– Так, где живет Алеша?

– В соседнем доме, во втором корпусе, квартира пятнадцать. Только, он сначала к Анне зайдет. Она живет через дом от нас, двадцать третья квартира…

– Проводи нас к ней! И без фокусов – не то напрягать будем!

В раскорячку дядя Миша провел кодлу к анниной квартире.

– Кто там? – спросила Анна.

– Я, Аннушка. Я – дядя Миша. Алеша не приходил?

– Входи! – нехотя загремела засовом Анна.

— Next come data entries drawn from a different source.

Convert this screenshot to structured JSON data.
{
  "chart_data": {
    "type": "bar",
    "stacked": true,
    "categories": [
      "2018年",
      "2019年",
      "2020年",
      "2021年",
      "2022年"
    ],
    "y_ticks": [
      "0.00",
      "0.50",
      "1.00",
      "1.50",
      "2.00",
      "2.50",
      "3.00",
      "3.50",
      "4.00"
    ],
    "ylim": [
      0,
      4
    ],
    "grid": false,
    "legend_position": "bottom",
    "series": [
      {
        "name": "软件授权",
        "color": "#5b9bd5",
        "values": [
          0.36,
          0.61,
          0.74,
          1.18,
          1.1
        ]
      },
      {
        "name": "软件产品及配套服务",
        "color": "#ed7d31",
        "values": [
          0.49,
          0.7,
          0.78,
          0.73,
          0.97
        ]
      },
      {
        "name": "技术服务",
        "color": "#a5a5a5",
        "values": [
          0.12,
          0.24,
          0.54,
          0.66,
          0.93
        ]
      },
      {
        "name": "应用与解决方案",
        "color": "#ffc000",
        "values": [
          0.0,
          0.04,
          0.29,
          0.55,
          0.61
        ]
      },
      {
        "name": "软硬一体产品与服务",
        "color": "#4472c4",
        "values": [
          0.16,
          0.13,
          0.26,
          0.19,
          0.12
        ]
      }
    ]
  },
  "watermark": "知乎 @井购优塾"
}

Ее отоварили ногой по лбу. Проститутка влетела в комнату, бывшую гостиной. Она покатилась по синтетическому напольному покрытию. Оказавшись рядом с диваном, путана выдернула из-под него маленький туристический топорик и наподобие томагавка метнула его в Славку. Тот увернулся и бросился за проститней, уползавшей в спальню. Догнав Анну, Славка впился ей в волосы и бил ее коленями по лицу, пока она не потеряла сознание. В это время Шизик без шума прирезал дядю Мишу. Анне тоже заклеили рот лейкопластырем. Ее раздели и уложили в спальне на широкой постели. Кодла бесшумно рыскала по квартире, выгребая барахло, золотые цацки фирменные джинсу и кожу. Нашли кое-что из своих трофеев. Шизик, прихватив топорик, затащил труп дяди Миши в ванную. Через несколько минут он вышел оттуда, неся в тазике отрубленную голову старика. При виде этого зрелища Шабака и Мустафа блеванули. Славка с трудом удержался. Подкрепив компаньонов водкой, Шизик велел им затаиться на кухне, расположенной у входа в квартиру. В это время завозилась на постели пришедшая в себя Анна. Шабака устремился в спальню. Оттуда послышались звуки борьбы и стоны Анны, сменившиеся потрескиванием матраса. Шизик немного выпил и закурил перед поставленной на столе в гостиной отрубленной головой. На лестнице послышались шаги. Кто-то своим ключом открыл дверь. Славка с Мустафой затихли на кухне, готовые к прыжку. В квартиру вошел слегка хмельной Алеша. Он услышал стоны кончавшей Анны.

– Аннушка! Да ты, никак, трахаешься? – спросил Алеша, войдя в гостиную, и остолбенел, увидев отрубленную голову дяди Миши.

Велосипедная цепь захлестнула его горло. Славка с ненавистью душил прихлебателя. Алеша попытался вырваться. Однако ноги Мустафы уже отбивали его печень, почки, яйца. Алеша потерял сознание. Его привязали к стулу, оголив нижнюю часть тела. Рот ему тоже заклеили лейкопластырем. Мужичка обыскали. Нашли выручку – пять банковских упаковок десятирублевок и охотничий нож во внутреннем кармане.

– Вот и свиделись, сучий потрох! – сказал Шизик и выжег Алеше глаз сигаретой. – Ничего! Как твою баруху трахают и тебя кончают – одним глазом увидишь!

По сигналу Шизика отдохнувший Шабака снова набросился на Анну. Та пыталась сопротивляться, не давать. Прихваченным алешиным ножом Шабака отрезал ей ухо и швырнул к ногам любовника. С еще большим наслаждением он продолжил насиловать рыдавшую Анну. Алеша попытался отвернуться.

– Смотри, кусочник! Говноед московский! – Шизик врезал Алеше по зубам и, схватив за волосы, повернул оставшимся глазом на постель.

Шабака кончил несколько раз и обмяк на Анне.

– Больше трахаться не будешь? – участливо спросил Шизик.

– Не могу больше! – прохрипел Шабака.

– Тогда – слезай! Кто на очереди?

– Нам не хочется, – ответили Славка и Мустафа, знавшие о болезни приятеля.

– Тащите ее сюда! – приказал Шизик, берясь за топорик.

Упиравшуюся Анну выволокли в гостиную. Ее поставили на колени у журнального столика, положили на него, как на плаху, голову проститутки. Анна замычала, под ней что-то засвистело, и половое покрытие стало мокрым. Подождав, когда путана прописается, Шизик ударил топориком по ее шее. Затрещали разрубаемые мышцы и позвоночник. Анна с хрипом испустила дух. После третьего удара Шизик отделил голову от тела и ткнул ею в лицо Алеши.